Ahora, más de 70 años después del golpe de Estado, la inmensa mayoría de sus protagonistas están muertos, la normalidad democrática solo está salpicada de crisis de crecimiento y de falta de madurez y las fuerzas oscuras del pasado solo son residuos peligrosos que se pueden volver a encender si se les insufla oxígeno suficiente. El peligro cierto para la democracia no es el fascismo, sino la desafección aderezada de crisis económica y de mediocridad de una clase dirigente que ha perdido el timón en la conducción del país.
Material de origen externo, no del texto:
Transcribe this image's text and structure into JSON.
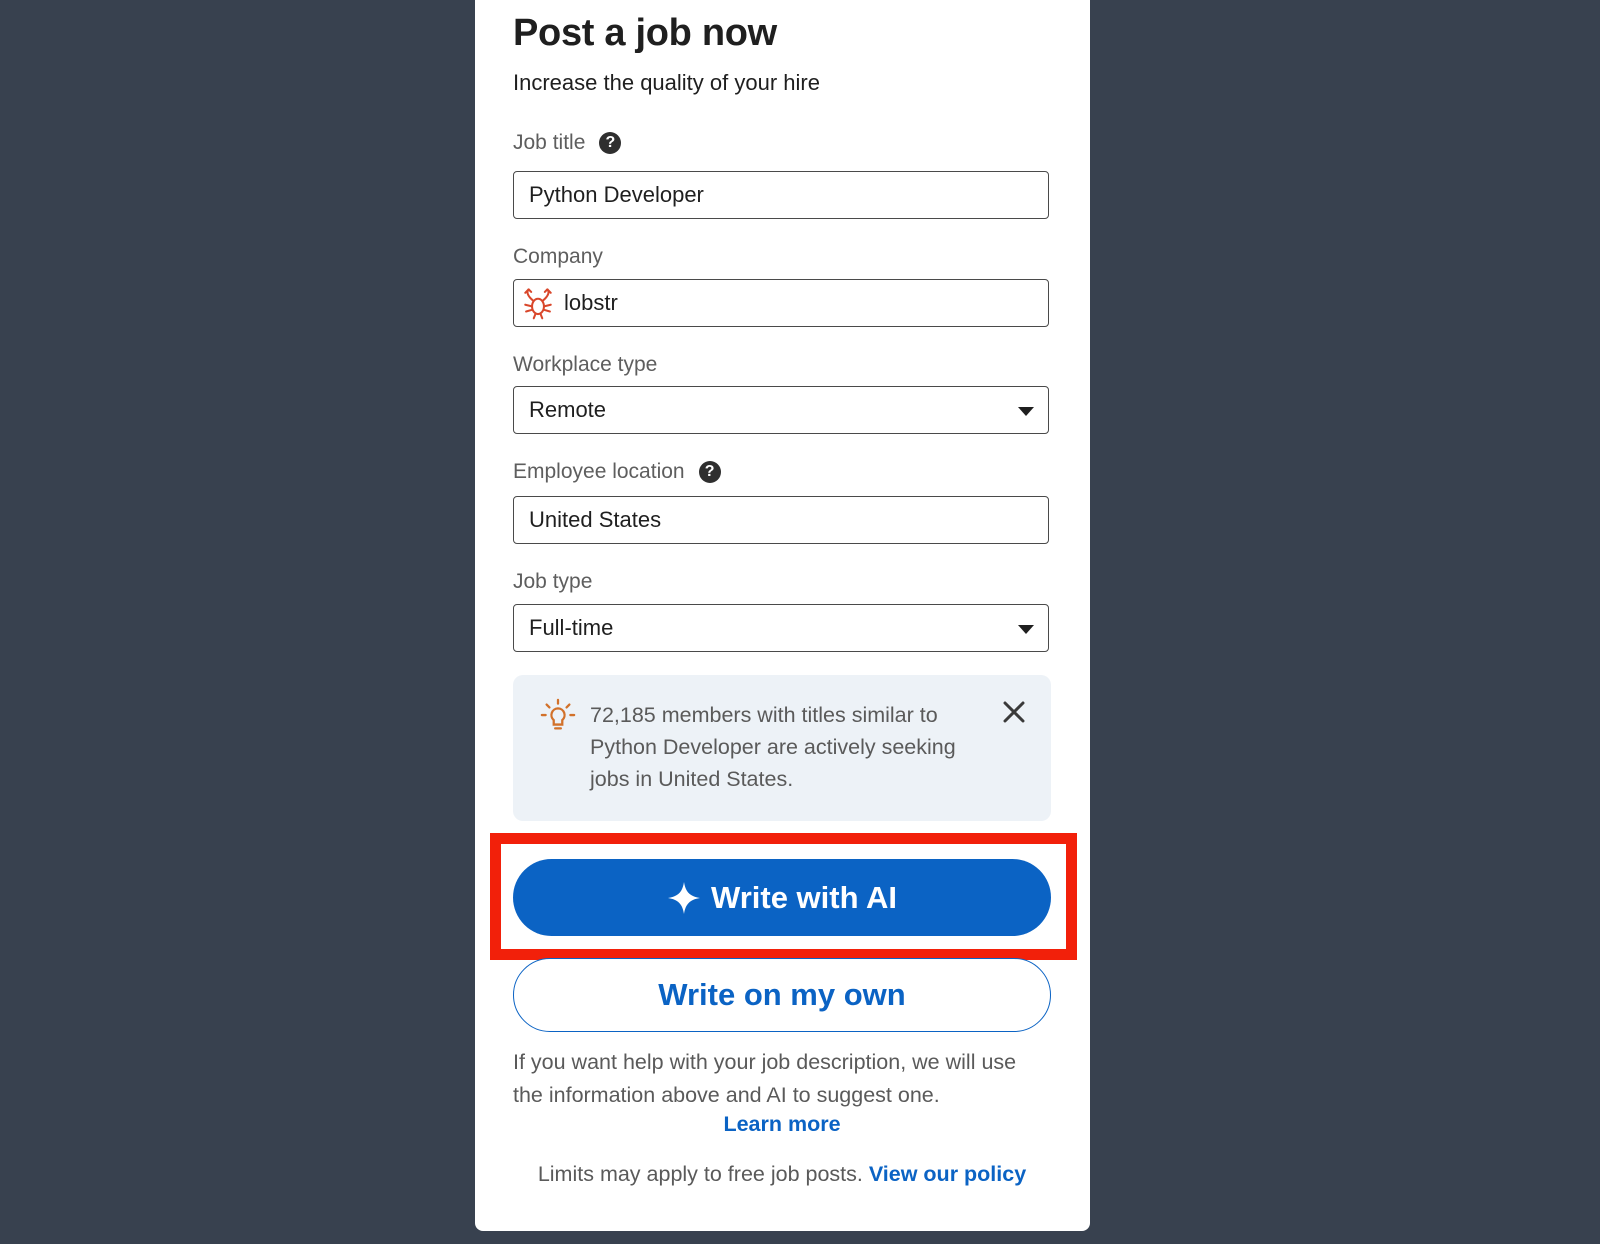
{
  "header": {
    "title": "Post a job now",
    "subtitle": "Increase the quality of your hire"
  },
  "fields": {
    "job_title": {
      "label": "Job title",
      "value": "Python Developer"
    },
    "company": {
      "label": "Company",
      "value": "lobstr"
    },
    "workplace_type": {
      "label": "Workplace type",
      "value": "Remote"
    },
    "employee_location": {
      "label": "Employee location",
      "value": "United States"
    },
    "job_type": {
      "label": "Job type",
      "value": "Full-time"
    }
  },
  "help_icon": {
    "glyph": "?"
  },
  "insight": {
    "text": "72,185 members with titles similar to Python Developer are actively seeking jobs in United States."
  },
  "actions": {
    "write_with_ai": "Write with AI",
    "write_on_own": "Write on my own"
  },
  "footer": {
    "help_text": "If you want help with your job description, we will use the information above and AI to suggest one.",
    "learn_more": "Learn more",
    "limits_text": "Limits may apply to free job posts.",
    "policy_link": "View our policy"
  },
  "colors": {
    "primary": "#0b63c4",
    "highlight": "#f2200a",
    "background": "#38414f",
    "info_box": "#edf2f7",
    "logo": "#d9472b",
    "bulb": "#d2712a"
  }
}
La ley de memoria histórica ha debido ser el colofón de esa revisión para colocar a cada uno en el estante que le corresponde de la historia. Debía haber satisfecho la dignidad de las víctimas y haber dejado claro para siempre la falta de legitimidad de los verdugos. Si ha fracasado, las responsabilidades son políticas. ¿Qué más es necesario? Ahí está la soberanía popular representada en las Cortes Generales para tasar cualquier otra medida. Pero lo inteligente sería hacerlo rápido, porque las crisis de crecimiento de la globalización no aconsejan eternizarse en la contemplación del pasado. A lo mejor ocurre que nuestros jóvenes quieren revisar la transición porque no encuentran ningún camino para dibujar el futuro. Los pueblos, cuando están dormidos o acabados, vuelven la mirada atrás: esa es la autosatisfacción de la nostalgia que siempre es autodestructiva, salvo en la música y en la poesía.